Here I would cite Lineweaver's MEP papers as a useful source.

The basic story of the universe is about the cooling of radiation via expansion - redshifting. Lineweaver runs the figures. The dissipation of matter becomes almost an afterthought. A secondary "interpolated" level of dissipative structure in fact.

So radiant matter does get "sunk" by simple expansion. And if protons, and whatever dark matter is, are subject to decay (recycled through black holes eventually if need be), then they will join this story.


By "simplicities of Darwinian selection" are you referring to the "radical adaptationists" (like Dawkins and his large Mini-Me, Dennett)? That issue's also being addressed by Allen Orr, among others. Also, on a more purely philosophical level, Jerry Fodor.

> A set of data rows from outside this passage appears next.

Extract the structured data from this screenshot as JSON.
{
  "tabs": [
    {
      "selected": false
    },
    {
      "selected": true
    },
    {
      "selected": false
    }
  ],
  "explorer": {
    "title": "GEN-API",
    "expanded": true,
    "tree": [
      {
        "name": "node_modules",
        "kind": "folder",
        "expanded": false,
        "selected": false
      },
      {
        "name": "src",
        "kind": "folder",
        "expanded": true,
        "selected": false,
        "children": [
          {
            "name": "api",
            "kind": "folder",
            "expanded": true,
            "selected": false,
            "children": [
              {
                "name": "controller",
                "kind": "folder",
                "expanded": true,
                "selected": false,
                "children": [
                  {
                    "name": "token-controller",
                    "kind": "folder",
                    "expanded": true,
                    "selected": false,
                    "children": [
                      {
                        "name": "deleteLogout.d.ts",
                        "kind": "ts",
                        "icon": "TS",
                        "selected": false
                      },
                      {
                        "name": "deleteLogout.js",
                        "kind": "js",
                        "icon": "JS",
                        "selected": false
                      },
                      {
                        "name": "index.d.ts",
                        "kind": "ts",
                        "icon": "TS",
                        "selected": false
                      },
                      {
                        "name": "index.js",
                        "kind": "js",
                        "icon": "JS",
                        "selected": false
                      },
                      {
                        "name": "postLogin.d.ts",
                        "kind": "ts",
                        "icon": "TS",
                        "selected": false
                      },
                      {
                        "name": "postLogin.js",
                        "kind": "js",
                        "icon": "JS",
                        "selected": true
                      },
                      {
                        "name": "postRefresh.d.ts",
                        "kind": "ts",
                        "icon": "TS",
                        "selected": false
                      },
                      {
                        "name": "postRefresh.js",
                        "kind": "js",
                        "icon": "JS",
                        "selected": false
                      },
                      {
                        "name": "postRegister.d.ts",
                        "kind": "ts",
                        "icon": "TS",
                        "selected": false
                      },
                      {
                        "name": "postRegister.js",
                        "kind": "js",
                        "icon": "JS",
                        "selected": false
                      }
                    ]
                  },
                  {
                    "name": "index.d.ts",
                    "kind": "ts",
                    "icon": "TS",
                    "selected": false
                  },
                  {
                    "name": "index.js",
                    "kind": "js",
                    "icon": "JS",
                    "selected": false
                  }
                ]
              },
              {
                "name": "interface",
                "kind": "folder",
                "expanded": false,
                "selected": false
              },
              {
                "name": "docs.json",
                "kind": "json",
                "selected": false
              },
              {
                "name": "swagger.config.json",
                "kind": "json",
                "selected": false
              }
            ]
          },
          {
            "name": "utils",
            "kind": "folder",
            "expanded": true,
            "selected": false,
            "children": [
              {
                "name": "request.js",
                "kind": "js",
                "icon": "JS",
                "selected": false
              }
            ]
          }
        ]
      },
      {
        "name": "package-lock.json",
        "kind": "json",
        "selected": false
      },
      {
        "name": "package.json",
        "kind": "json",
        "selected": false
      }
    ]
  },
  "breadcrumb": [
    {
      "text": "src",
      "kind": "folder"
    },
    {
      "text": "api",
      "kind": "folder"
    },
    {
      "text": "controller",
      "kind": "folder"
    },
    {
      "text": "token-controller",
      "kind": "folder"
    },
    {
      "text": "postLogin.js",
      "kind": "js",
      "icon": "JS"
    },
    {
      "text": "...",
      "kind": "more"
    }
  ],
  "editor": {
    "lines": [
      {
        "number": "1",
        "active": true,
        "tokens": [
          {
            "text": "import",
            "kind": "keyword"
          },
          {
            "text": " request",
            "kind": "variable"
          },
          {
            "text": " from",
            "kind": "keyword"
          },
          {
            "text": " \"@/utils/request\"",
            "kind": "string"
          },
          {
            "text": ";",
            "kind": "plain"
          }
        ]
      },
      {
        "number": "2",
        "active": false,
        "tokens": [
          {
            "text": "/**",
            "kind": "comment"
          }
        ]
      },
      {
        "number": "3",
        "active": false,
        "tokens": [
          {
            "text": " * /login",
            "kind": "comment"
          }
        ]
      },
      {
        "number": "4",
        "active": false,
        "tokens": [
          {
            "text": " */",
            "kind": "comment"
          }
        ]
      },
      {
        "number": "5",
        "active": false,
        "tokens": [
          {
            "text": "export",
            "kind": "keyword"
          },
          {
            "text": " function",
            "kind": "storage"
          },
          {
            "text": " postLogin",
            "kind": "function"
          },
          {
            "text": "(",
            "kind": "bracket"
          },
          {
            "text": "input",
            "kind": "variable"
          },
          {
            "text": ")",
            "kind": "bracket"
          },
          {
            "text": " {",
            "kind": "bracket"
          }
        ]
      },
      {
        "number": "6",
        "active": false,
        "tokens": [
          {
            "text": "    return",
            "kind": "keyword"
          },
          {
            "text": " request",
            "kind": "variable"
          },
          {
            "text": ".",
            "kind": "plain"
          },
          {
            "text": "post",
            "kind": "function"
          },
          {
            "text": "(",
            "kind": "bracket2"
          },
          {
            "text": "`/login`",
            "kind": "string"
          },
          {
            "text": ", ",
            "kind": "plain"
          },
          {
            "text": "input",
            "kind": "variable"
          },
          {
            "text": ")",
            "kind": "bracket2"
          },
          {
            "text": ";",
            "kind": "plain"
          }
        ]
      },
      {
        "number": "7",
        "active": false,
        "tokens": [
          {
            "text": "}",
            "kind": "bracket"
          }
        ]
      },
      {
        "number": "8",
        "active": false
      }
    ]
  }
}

Dennett :tongue2: Nice guy but shallow as....

And as for the current Darwin backlash, I'm not really following it closely as it is not a critical issue for me at the moment. Also it is a rather sociological movement, the science at risk of being co-opted by the intelligent design crew.

I've worked closely with Stan Salthe for many years and so I've heard much of it before....

http://cache.zoominfo.com/CachedPage/?archive_id=0&page_id=-1816042126&page_url=%2f%2fwww.scoop.co.nz%2fstories%2fHL0807% 2fS00053.htm&page_last_updated=7%2f6%2f2008+2%3a17%3a52+PM&firstName=Stanley&lastName=Salthe


I believe I need to know more than I do about hierarchy theory to follow this line of thought ....

If you are really interested, then PM me and I can send you links. The fundamentals of hierarchy theory are what I am researching.

nikman
Sep18-09, 05:51 PM
Is there some particular aspect of Rocha you are thinking of here?

He worries a lot about the epistemic cut, and (maybe you consider this compromising with the mainstream) building bridges between dynamicists and computationalists. But I don't know of anyone else who's been doing more to carry on the Pattee tradition. (I'm not especially familiar with HP's work as a hierarchy theorist, which I know he was back in the 1970s. He caught my attention in his broader role as a theoretical biologist.)

Here's some Rocha stuff I know about and like, some or all of which you may very well know too:


"Material Representations: From the Genetic Code to the Evolution of Cellular Automata" (with Wim Hordijk)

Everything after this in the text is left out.